Saying this, one thing seems to be certain: the online gains will not compensate for the collapse in the high street. Pikolinos, the company owned by the Perán family, expects its business to decline by 30% in 2020, and underlines: "So far this year, the online channel is growing a lot, but it does not compensate for the drop in sales caused by the pandemic".

Department store El Cortes Inglés continues to strongly invest in increasing online sales, especially by strengthening its delivery capacity to meet customer’s demands, and is redesigning its logistics distribution network, with the transformation of 90 of its large stores into distribution centres. The company also wants to enhance the in-store collection service, with Click & Collect and Click & Car. An omnichannel strategy initiated during the first wave confinements, when El Cortes Inglés was managing almost 200 000 daily online orders at the time.
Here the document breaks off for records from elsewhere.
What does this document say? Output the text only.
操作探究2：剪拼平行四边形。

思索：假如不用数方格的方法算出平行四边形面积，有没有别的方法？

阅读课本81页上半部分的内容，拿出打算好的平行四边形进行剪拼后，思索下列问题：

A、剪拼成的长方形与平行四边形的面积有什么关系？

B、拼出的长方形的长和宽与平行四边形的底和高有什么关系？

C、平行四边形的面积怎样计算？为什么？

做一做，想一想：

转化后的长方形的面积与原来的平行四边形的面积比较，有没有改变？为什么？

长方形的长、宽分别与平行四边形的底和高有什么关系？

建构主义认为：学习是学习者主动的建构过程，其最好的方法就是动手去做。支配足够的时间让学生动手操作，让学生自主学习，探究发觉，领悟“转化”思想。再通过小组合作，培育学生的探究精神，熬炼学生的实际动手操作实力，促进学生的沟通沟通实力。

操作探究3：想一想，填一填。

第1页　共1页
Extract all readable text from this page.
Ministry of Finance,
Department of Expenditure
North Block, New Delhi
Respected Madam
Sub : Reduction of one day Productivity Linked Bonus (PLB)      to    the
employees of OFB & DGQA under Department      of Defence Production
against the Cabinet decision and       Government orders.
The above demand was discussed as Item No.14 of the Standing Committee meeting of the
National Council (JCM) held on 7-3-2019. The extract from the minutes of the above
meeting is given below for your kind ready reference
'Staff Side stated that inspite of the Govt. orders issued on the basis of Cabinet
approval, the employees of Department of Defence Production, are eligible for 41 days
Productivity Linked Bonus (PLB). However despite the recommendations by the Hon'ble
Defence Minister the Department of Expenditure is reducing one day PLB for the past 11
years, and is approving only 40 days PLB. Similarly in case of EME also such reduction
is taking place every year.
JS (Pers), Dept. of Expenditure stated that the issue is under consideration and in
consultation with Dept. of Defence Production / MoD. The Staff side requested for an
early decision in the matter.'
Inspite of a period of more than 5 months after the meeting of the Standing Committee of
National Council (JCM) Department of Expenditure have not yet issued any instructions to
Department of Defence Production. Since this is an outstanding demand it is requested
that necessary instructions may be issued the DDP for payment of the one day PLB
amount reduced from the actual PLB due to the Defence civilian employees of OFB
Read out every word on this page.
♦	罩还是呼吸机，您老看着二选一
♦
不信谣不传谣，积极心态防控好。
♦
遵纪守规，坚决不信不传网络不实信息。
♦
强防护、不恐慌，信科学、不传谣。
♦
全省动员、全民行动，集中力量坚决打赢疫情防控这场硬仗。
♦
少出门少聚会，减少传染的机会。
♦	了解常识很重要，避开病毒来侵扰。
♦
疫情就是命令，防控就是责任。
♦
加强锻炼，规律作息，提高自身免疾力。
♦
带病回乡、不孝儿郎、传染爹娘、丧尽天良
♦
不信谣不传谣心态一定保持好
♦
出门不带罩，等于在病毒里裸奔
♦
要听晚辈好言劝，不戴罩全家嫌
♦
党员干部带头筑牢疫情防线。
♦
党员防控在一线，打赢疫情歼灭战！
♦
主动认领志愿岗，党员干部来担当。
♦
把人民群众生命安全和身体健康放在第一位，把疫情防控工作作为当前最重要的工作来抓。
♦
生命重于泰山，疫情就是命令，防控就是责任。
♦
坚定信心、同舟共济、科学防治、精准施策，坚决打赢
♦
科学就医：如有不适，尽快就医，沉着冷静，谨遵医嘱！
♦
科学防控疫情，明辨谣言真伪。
Rigid footwear prices don't help

A specific Spanish behaviour of consumer prices for footwear might also be responsible for the resistance. Comparing to the previous year it is difficult to note a depressing COVID-19 effect on footwear prices. Where a differential does exist, it is pushing prices up instead of bringing prices down, as one would naturally expect. And if consumer prices are not sensitive to the weakness of demand as it should, recovery will suffer.


 

Footwear imports fail to predict retail sales

Differently from retail, footwear imports are apparently back to the upside albeit still far from last year’s performance. But in Spain this does not seamlessly translates into higher retail sales as imports weight here much less on footwear supply than in other European big markets. The higher the domestic footwear production, the worse are overall imports as a predictor of retail development in the market.      


 

 

Confidence resists to move up

The retail resistance gap identified so far goes very well hand in hand with the consumers’ confidence indicator. Spanish consumers never recovered clearly from the COVID-19-induced pessimist mood of April and May, and so are giving no chance for retailers to sustain better expectations. November’s confidence scores are no good news for retail and one can doubt if it can take off again without a powerful doping. The COVID-19 vaccine deployment seems to be the next bet.

 
All this said, the perspectives are far from being encouraging. In its annual report, the National Association of Large Distribution Companies (ANGED), regretted that the confinement and restrictions "had a very virulent impact on Spanish trade, which subtracted 9.5 points from the Gross Domestic Product (GDP) of the country compared to the 8.8 average points of the member states of the Organization for Economic Cooperation and Development (OECD)”. In addition, ANGED warns that the fall may be even worse: "The loss of tourism spending .. would mean an additional 3.5% decrease in turnover for the retail trade". And if the impacts are not seen on the labour market yet, that is the result of the temporary employment regulation files (ERTE) applied since the Spring by many companies.